Kspace calculations taking +99% of task time

Hello,

I am trying to run MD of a single atomistic polymer chain. The simulation is exceedingly slow, apparently due to long-range charge interaction calculations (kspace). I have read about the following techniques for speeding up the simulation:

  • Using intel acceleration suffix (suffix intel)
  • Running on GPUs and using associated acceleration packages
  • Partitioning processors (partition command with run_style verlet/split)
  • Changing kspace order (kspace_modify)

I have run a simulation using all of these techniques except the GPUs, which I am still working on. The attachments are the lammps input and log files for this simulation running 9 MPI tasks on two partitions (8x1). While CPU efficiency was >90% for both partitions, kspace accounted for >99% of the MPI task time in both cases.

After 7 days, only ~35,000 time steps had elapsed.

I have tried running a similar simulation with more processors, which was “faster” but efficiency suffered.

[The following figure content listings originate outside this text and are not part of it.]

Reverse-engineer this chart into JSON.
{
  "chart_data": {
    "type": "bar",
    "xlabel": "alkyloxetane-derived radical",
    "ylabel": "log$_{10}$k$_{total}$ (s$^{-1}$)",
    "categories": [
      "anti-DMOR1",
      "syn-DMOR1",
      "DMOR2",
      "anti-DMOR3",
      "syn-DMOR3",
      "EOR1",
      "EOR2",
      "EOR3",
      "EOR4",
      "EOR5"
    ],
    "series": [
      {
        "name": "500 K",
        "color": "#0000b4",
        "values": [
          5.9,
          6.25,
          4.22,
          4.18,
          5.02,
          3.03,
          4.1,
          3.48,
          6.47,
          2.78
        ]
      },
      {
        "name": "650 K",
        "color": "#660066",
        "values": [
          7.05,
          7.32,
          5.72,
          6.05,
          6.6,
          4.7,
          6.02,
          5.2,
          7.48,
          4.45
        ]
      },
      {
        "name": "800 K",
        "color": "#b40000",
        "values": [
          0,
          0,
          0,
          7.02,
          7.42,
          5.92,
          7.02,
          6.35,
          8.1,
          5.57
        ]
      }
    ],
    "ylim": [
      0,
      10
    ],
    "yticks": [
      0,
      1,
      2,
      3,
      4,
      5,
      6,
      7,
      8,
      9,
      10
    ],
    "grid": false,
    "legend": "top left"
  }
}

I realize that this is in part due to the density gradient through the simulation box (a single chain stretched diagonally through a cube) which could be helped in part with the balance command (which I have not tried yet).

Any pointers would be appreciated.

Kind regards
Sean

log.lammps.0 (322.5 KB)
log.lammps.1 (322.5 KB)
polysystemNEW20.in (1.2 KB)

You have only 2307 atoms in a box of 1000x1000x1000 Angstrom^3.
Why do you use kspace and the corresponding long-range Coulomb pair styles at all?
With kspace styles, especially pppm the computational effort scales with the volume.

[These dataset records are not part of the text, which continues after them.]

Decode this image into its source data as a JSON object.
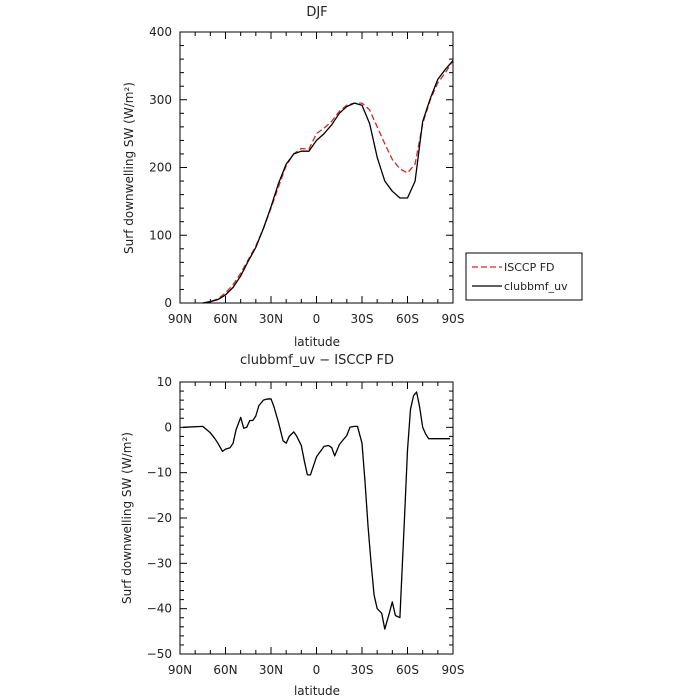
{
  "chart_data": [
    {
      "type": "line",
      "title": "DJF",
      "xlabel": "latitude",
      "ylabel": "Surf downwelling SW (W/m²)",
      "xlim": [
        -90,
        90
      ],
      "ylim": [
        0,
        400
      ],
      "xticks": [
        -90,
        -60,
        -30,
        0,
        30,
        60,
        90
      ],
      "xtick_labels": [
        "90N",
        "60N",
        "30N",
        "0",
        "30S",
        "60S",
        "90S"
      ],
      "yticks": [
        0,
        100,
        200,
        300,
        400
      ],
      "ytick_labels": [
        "0",
        "100",
        "200",
        "300",
        "400"
      ],
      "legend_position": "right",
      "series": [
        {
          "name": "ISCCP FD",
          "color": "#d62728",
          "dash": "dashed",
          "x": [
            -75,
            -70,
            -65,
            -60,
            -55,
            -50,
            -45,
            -40,
            -35,
            -30,
            -25,
            -20,
            -15,
            -10,
            -5,
            0,
            5,
            10,
            15,
            20,
            25,
            30,
            35,
            40,
            45,
            50,
            55,
            60,
            65,
            70,
            75,
            80,
            85,
            90
          ],
          "y": [
            0,
            2,
            6,
            15,
            27,
            44,
            64,
            84,
            110,
            140,
            172,
            203,
            220,
            228,
            227,
            250,
            258,
            268,
            283,
            292,
            295,
            295,
            285,
            260,
            235,
            212,
            198,
            192,
            205,
            265,
            300,
            325,
            340,
            358
          ]
        },
        {
          "name": "clubbmf_uv",
          "color": "#000000",
          "dash": "solid",
          "x": [
            -75,
            -70,
            -65,
            -60,
            -55,
            -50,
            -45,
            -40,
            -35,
            -30,
            -25,
            -20,
            -15,
            -10,
            -5,
            0,
            5,
            10,
            15,
            20,
            25,
            30,
            35,
            40,
            45,
            50,
            55,
            60,
            65,
            70,
            75,
            80,
            85,
            90
          ],
          "y": [
            0,
            2,
            5,
            12,
            23,
            40,
            62,
            82,
            110,
            142,
            177,
            205,
            220,
            224,
            224,
            240,
            250,
            263,
            280,
            290,
            295,
            292,
            265,
            215,
            180,
            165,
            155,
            155,
            180,
            268,
            302,
            330,
            345,
            358
          ]
        }
      ]
    },
    {
      "type": "line",
      "title": "clubbmf_uv − ISCCP FD",
      "xlabel": "latitude",
      "ylabel": "Surf downwelling SW (W/m²)",
      "xlim": [
        -90,
        90
      ],
      "ylim": [
        -50,
        10
      ],
      "xticks": [
        -90,
        -60,
        -30,
        0,
        30,
        60,
        90
      ],
      "xtick_labels": [
        "90N",
        "60N",
        "30N",
        "0",
        "30S",
        "60S",
        "90S"
      ],
      "yticks": [
        -50,
        -40,
        -30,
        -20,
        -10,
        0,
        10
      ],
      "ytick_labels": [
        "−50",
        "−40",
        "−30",
        "−20",
        "−10",
        "0",
        "10"
      ],
      "series": [
        {
          "color": "#000000",
          "dash": "solid",
          "x": [
            -88,
            -75,
            -70,
            -67,
            -65,
            -62,
            -60,
            -57,
            -55,
            -53,
            -50,
            -48,
            -46,
            -44,
            -42,
            -40,
            -38,
            -35,
            -33,
            -30,
            -28,
            -25,
            -22,
            -20,
            -18,
            -15,
            -13,
            -10,
            -8,
            -6,
            -4,
            0,
            5,
            8,
            10,
            12,
            15,
            17,
            20,
            22,
            25,
            27,
            30,
            32,
            34,
            36,
            38,
            40,
            43,
            45,
            48,
            50,
            52,
            55,
            58,
            60,
            62,
            64,
            66,
            68,
            70,
            72,
            74,
            76,
            78,
            80,
            82,
            85,
            88
          ],
          "y": [
            0,
            0.2,
            -1.2,
            -2.5,
            -3.5,
            -5.3,
            -4.8,
            -4.5,
            -3.5,
            -0.5,
            2.2,
            -0.2,
            0,
            1.5,
            1.5,
            2.5,
            4.8,
            6,
            6.2,
            6.3,
            4.5,
            1,
            -3,
            -3.5,
            -2,
            -1,
            -2,
            -4,
            -7.5,
            -10.5,
            -10.5,
            -6.5,
            -4.2,
            -4,
            -4.5,
            -6.3,
            -3.8,
            -3,
            -1.8,
            0,
            0.2,
            0.2,
            -3.5,
            -12,
            -22,
            -30,
            -37,
            -40,
            -41,
            -44.5,
            -41,
            -38.5,
            -41.5,
            -42,
            -20,
            -5,
            4,
            7,
            7.8,
            4.5,
            0,
            -1.5,
            -2.5,
            -2.5,
            -2.5,
            -2.5,
            -2.5,
            -2.5,
            -2.5
          ]
        }
      ]
    }
  ]
}
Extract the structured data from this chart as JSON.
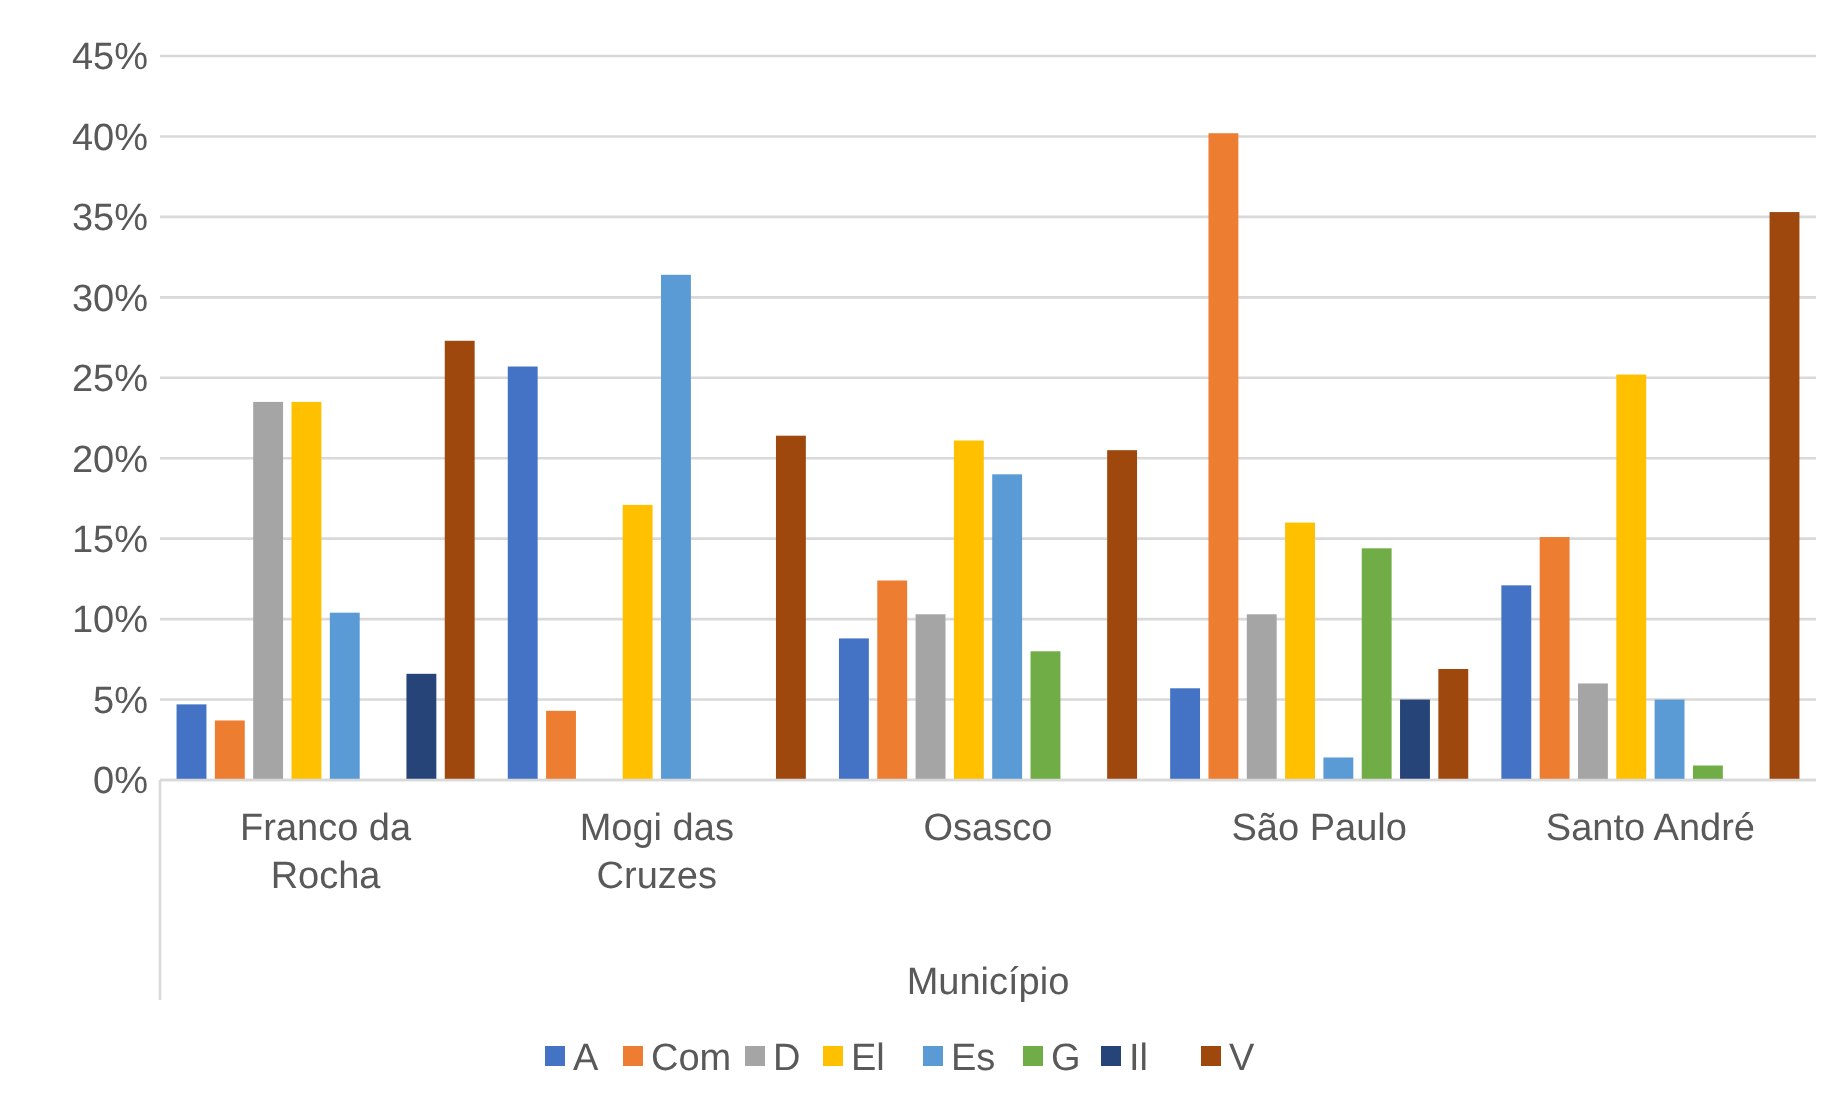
{
  "chart_data": {
    "type": "bar",
    "xlabel": "Município",
    "categories": [
      "Franco da Rocha",
      "Mogi das Cruzes",
      "Osasco",
      "São Paulo",
      "Santo André"
    ],
    "series": [
      {
        "name": "A",
        "color": "#4472c4",
        "values": [
          4.7,
          25.7,
          8.8,
          5.7,
          12.1
        ]
      },
      {
        "name": "Com",
        "color": "#ed7d31",
        "values": [
          3.7,
          4.3,
          12.4,
          40.2,
          15.1
        ]
      },
      {
        "name": "D",
        "color": "#a5a5a5",
        "values": [
          23.5,
          0,
          10.3,
          10.3,
          6.0
        ]
      },
      {
        "name": "El",
        "color": "#ffc000",
        "values": [
          23.5,
          17.1,
          21.1,
          16.0,
          25.2
        ]
      },
      {
        "name": "Es",
        "color": "#5b9bd5",
        "values": [
          10.4,
          31.4,
          19.0,
          1.4,
          5.0
        ]
      },
      {
        "name": "G",
        "color": "#70ad47",
        "values": [
          0,
          0,
          8.0,
          14.4,
          0.9
        ]
      },
      {
        "name": "Il",
        "color": "#264478",
        "values": [
          6.6,
          0,
          0,
          5.0,
          0
        ]
      },
      {
        "name": "V",
        "color": "#9e480e",
        "values": [
          27.3,
          21.4,
          20.5,
          6.9,
          35.3
        ]
      }
    ],
    "ylim": [
      0,
      45
    ],
    "yticks": [
      {
        "value": 0,
        "label": "0%"
      },
      {
        "value": 5,
        "label": "5%"
      },
      {
        "value": 10,
        "label": "10%"
      },
      {
        "value": 15,
        "label": "15%"
      },
      {
        "value": 20,
        "label": "20%"
      },
      {
        "value": 25,
        "label": "25%"
      },
      {
        "value": 30,
        "label": "30%"
      },
      {
        "value": 35,
        "label": "35%"
      },
      {
        "value": 40,
        "label": "40%"
      },
      {
        "value": 45,
        "label": "45%"
      }
    ],
    "grid": true,
    "legend": "bottom"
  }
}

Please also note that you have a serious load imbalance of the real-space domain decomposition:

MPI task timing breakdown:
Section |  min time  |  avg time  |  max time  |%varavg| %total
---------------------------------------------------------------
Pair    | 0.0022991  | 1.8345     | 10.013     | 239.6 |  0.05
Bond    | 0.0064683  | 1.4092     | 7.6948     | 210.0 |  0.04

Compare “avg time” with “max time”. Those should be similar.

I would suspect that using a long cutoff instead of kspace and OPENMP parallelization instead of MPI may result in much better performance without much loss of accuracy.

I see, thanks! I’m just getting started with MD. I’ll try it with a cut pair style instead of a long.